[arin-ppml] Draft Policy ARIN-2014-9: Resolve Conflict Between RSA and 8.2 Utilization Requirements

Morizot Timothy S Timothy.S.Morizot at irs.gov
Fri Mar 21 17:51:47 EDT 2014

Gary Buhrmaster wrote:
> <soapbox>
> Any M&A, or organization changes, have a cost
> regarding business records, and it is incumbent
> on the organization to be prepared to pay that cost
> for changes.  Updating ARIN records (and the cost
> of doing so) is no different, and should not have a
> special "out" just because it can be take time or
> the people involved did/do not want to invest that
> effort.  The days of informal handshake number
> deals are (or should be) long over.  Get over it, and
> do the (boring, painful, but necessary) work.
> </soapbox>

Thanks for that Gary. It clarified for me one of the things that's been bugging me in this discussion. I'm pretty much a pure IT guy and hate the process and paperwork BS. I tend to avoid it or let others do that aspect as much as possible without also allowing my projects to suffer. But as you say, some of that boring, painful work is simply necessary. Frankly, quite often making the effort to read and keep up with this list fits in that category.

Perhaps I've also absorbed some of the culture of the organization that's employed me for the last several decades. ;-)

I also had to get our registry records up to date once I discovered they weren't. Fortunately, we're still the same organization. And one of the POCs from the 90s was still working for us so we were able to update them ourselves. And when I saw and read the LRSA, I walked through the lengthy process of getting it approved and signed by our organization. It was mostly a no-brainer since it established formal and explicit rights and defined our relationship with the registry where previously that had been one-sided, implicit, and undefined.

I also sense something of a logical inconsistency. On the one hand, the registry is so valuable that the sky is falling because some are choosing not to keep their records up to date.
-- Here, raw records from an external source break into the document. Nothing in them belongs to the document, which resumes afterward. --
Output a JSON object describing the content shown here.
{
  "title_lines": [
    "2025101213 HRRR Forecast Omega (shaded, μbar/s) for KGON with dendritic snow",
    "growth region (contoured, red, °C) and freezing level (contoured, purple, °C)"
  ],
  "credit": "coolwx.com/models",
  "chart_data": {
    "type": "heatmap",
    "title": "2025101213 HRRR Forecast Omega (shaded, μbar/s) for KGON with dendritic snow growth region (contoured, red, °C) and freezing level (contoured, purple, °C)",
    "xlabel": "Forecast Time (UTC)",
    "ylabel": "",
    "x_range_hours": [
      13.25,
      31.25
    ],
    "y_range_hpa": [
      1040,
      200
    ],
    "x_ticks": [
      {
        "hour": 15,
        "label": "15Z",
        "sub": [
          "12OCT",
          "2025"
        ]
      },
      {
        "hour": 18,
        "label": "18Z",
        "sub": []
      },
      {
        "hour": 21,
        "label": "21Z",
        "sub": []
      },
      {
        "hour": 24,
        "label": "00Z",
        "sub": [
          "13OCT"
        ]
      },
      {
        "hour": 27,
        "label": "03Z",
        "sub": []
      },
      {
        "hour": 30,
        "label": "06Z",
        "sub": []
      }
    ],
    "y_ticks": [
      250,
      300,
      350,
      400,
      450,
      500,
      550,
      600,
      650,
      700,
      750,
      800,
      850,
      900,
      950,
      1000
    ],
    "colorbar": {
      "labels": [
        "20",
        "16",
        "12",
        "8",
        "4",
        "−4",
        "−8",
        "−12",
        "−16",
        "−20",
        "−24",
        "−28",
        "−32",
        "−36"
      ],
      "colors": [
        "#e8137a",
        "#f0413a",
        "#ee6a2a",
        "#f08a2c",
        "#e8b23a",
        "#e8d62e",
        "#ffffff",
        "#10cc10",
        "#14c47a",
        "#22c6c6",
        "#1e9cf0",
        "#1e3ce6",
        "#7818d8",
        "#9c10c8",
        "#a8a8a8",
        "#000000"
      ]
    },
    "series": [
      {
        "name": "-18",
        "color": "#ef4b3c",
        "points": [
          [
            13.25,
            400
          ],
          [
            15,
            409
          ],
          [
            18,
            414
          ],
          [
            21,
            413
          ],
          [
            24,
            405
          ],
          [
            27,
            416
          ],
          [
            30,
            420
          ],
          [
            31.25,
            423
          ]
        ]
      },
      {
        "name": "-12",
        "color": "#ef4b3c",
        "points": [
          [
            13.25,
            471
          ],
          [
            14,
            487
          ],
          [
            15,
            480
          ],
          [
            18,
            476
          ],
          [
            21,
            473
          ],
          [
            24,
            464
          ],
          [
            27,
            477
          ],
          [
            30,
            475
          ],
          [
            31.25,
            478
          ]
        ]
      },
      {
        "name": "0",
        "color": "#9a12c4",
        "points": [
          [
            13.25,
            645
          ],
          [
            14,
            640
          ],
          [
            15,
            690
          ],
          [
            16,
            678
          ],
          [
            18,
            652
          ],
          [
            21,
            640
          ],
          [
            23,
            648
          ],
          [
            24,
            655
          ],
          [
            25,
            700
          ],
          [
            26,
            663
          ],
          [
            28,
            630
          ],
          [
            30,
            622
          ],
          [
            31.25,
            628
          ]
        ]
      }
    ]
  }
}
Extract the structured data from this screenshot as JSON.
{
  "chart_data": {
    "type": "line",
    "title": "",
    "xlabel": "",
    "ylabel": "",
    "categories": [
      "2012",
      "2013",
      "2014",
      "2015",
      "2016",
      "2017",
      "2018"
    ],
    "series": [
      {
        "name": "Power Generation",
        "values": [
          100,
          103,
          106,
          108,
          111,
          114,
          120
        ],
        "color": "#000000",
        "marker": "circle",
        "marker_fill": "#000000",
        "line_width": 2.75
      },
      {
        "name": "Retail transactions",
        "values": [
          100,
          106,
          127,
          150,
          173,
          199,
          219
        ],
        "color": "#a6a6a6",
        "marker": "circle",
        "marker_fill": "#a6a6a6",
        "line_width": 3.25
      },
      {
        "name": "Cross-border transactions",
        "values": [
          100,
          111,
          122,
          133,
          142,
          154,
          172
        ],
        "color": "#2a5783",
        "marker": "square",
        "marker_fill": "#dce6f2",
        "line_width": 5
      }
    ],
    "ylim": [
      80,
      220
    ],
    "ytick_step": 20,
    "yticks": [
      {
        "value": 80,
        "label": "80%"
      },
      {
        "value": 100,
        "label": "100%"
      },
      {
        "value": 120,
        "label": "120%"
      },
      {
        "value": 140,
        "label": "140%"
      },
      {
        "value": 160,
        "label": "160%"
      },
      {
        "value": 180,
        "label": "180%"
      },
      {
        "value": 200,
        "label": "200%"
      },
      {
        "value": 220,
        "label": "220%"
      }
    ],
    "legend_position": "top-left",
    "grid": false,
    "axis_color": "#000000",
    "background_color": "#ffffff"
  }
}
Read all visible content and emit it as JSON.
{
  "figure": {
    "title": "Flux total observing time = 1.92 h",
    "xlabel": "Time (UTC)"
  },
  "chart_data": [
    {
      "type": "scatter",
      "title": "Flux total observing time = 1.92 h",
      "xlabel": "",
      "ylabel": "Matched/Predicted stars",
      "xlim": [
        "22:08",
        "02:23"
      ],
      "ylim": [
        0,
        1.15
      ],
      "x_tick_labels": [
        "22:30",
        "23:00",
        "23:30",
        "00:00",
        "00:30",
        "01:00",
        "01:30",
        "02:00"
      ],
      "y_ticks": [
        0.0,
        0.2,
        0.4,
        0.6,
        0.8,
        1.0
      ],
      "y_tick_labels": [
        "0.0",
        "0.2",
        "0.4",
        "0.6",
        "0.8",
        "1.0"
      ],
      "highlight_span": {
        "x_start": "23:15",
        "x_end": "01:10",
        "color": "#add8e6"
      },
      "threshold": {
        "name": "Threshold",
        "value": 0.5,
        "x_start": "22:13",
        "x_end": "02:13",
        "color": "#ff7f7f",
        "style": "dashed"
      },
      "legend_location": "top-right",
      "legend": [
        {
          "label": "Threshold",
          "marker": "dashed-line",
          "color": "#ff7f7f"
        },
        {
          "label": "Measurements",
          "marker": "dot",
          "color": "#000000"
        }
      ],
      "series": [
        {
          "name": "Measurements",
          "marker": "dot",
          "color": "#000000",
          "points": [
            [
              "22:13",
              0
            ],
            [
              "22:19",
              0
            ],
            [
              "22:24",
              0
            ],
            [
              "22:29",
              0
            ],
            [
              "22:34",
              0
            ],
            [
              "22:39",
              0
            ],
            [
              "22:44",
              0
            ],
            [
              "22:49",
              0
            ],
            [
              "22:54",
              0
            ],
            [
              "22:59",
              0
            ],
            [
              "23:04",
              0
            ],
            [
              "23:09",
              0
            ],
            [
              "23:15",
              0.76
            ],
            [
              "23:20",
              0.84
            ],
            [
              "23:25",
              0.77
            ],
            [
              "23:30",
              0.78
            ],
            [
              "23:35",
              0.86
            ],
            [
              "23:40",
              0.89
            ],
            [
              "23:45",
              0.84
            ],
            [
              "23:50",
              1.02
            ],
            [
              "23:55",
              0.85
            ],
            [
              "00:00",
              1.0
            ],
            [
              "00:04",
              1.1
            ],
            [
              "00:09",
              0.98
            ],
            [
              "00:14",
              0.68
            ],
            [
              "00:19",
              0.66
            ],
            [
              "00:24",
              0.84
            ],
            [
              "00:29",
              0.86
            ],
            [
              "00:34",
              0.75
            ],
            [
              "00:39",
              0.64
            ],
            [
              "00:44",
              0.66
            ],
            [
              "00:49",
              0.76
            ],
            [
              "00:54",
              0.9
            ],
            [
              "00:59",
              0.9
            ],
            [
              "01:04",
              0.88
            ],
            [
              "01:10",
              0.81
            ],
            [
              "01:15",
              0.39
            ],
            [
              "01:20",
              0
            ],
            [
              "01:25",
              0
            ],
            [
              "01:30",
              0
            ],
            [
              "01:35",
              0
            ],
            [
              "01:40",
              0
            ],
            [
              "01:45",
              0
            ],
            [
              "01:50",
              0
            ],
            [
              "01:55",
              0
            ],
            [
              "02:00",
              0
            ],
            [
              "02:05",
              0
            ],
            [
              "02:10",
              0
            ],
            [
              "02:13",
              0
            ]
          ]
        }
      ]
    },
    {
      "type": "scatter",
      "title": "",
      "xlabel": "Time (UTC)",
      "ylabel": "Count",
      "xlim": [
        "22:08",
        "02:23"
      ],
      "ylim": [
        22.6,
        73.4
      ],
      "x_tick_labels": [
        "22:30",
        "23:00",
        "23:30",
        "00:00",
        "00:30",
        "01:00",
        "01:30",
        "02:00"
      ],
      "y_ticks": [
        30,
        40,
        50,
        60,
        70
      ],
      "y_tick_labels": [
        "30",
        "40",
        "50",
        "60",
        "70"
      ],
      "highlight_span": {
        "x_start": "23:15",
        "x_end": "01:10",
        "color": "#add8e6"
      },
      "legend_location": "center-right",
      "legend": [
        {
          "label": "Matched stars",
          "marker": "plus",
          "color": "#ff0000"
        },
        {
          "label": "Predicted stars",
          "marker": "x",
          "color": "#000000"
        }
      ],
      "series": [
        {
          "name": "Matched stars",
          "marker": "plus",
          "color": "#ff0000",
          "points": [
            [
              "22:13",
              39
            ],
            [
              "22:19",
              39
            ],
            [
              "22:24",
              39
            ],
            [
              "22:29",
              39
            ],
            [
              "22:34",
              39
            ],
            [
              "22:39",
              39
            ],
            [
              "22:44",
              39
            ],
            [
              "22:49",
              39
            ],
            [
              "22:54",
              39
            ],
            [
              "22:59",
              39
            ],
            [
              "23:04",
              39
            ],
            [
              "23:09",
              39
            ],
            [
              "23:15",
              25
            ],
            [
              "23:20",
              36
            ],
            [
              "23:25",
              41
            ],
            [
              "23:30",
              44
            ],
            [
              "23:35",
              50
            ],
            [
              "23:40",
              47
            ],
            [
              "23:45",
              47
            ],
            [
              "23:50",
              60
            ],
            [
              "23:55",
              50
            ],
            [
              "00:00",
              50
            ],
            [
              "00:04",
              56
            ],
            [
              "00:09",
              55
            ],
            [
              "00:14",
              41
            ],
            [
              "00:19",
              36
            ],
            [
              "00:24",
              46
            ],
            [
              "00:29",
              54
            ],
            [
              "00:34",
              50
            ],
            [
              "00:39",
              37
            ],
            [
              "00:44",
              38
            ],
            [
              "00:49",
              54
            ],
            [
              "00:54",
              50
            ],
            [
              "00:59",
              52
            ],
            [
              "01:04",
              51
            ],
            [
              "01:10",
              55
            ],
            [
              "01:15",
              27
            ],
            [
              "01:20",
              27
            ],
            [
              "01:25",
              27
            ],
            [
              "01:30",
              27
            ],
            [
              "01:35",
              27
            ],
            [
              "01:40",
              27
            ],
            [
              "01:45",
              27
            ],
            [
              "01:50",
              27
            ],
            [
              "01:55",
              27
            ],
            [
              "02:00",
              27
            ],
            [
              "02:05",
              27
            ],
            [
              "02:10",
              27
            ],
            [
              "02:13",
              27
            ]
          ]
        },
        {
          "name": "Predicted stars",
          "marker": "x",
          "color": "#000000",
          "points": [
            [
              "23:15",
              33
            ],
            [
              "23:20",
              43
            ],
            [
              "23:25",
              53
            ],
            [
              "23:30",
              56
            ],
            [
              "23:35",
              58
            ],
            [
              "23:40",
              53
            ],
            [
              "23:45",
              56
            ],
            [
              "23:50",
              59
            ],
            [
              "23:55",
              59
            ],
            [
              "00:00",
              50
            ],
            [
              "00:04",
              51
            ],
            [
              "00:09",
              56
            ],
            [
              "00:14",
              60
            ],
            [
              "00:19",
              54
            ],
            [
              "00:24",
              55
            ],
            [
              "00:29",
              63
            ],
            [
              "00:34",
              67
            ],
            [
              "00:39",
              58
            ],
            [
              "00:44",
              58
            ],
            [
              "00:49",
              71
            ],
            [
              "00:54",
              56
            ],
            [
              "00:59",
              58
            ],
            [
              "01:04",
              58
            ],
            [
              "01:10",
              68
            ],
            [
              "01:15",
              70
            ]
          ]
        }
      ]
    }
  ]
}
On the other hand, the registry has so little value that resource holders won't expend the effort necessary to maintain their records if they have to suffer any inconvenience to do so. If the registry has value, then those who choose not to maintain their registration have diminished the value of the resources they hold. So the truth is probably somewhere in the middle, but I can't say I find the argument compelling. Given that ARIN will always have to perform due diligence to keep someone from hijacking a registration, there's a limit to how convenient they can make the process. As a result, there will always be those who choose to walk away, for whatever reason, instead.

It seems to me that the real benefit for removing needs-based allocations for 8.2 and legacy transfers (ARIN 2014-11) is more the ability to acquire IPv4 resources without demonstrating a needs basis in a post-IPv4 exhaustion world. It's not at all clear to me that either proposal will have significant impact on registry accuracy, but 2014-11, at least, would certainly free affected transfers from any needs basis requirements.

I don't really have a dog in that fight. My organization has the IPv4 resources it needs for the transition and it's not like our size dramatically changes over time. We're  a pretty stable enterprise organization. However, if we're going to do that, I do think we should simply drop the needs basis policy requirements altogether.

I would support a proposal to remove the words aggregate and reclaim from 8.2 since they may  both be out dated at this point. But I definitely don't support this proposal or 2014-11.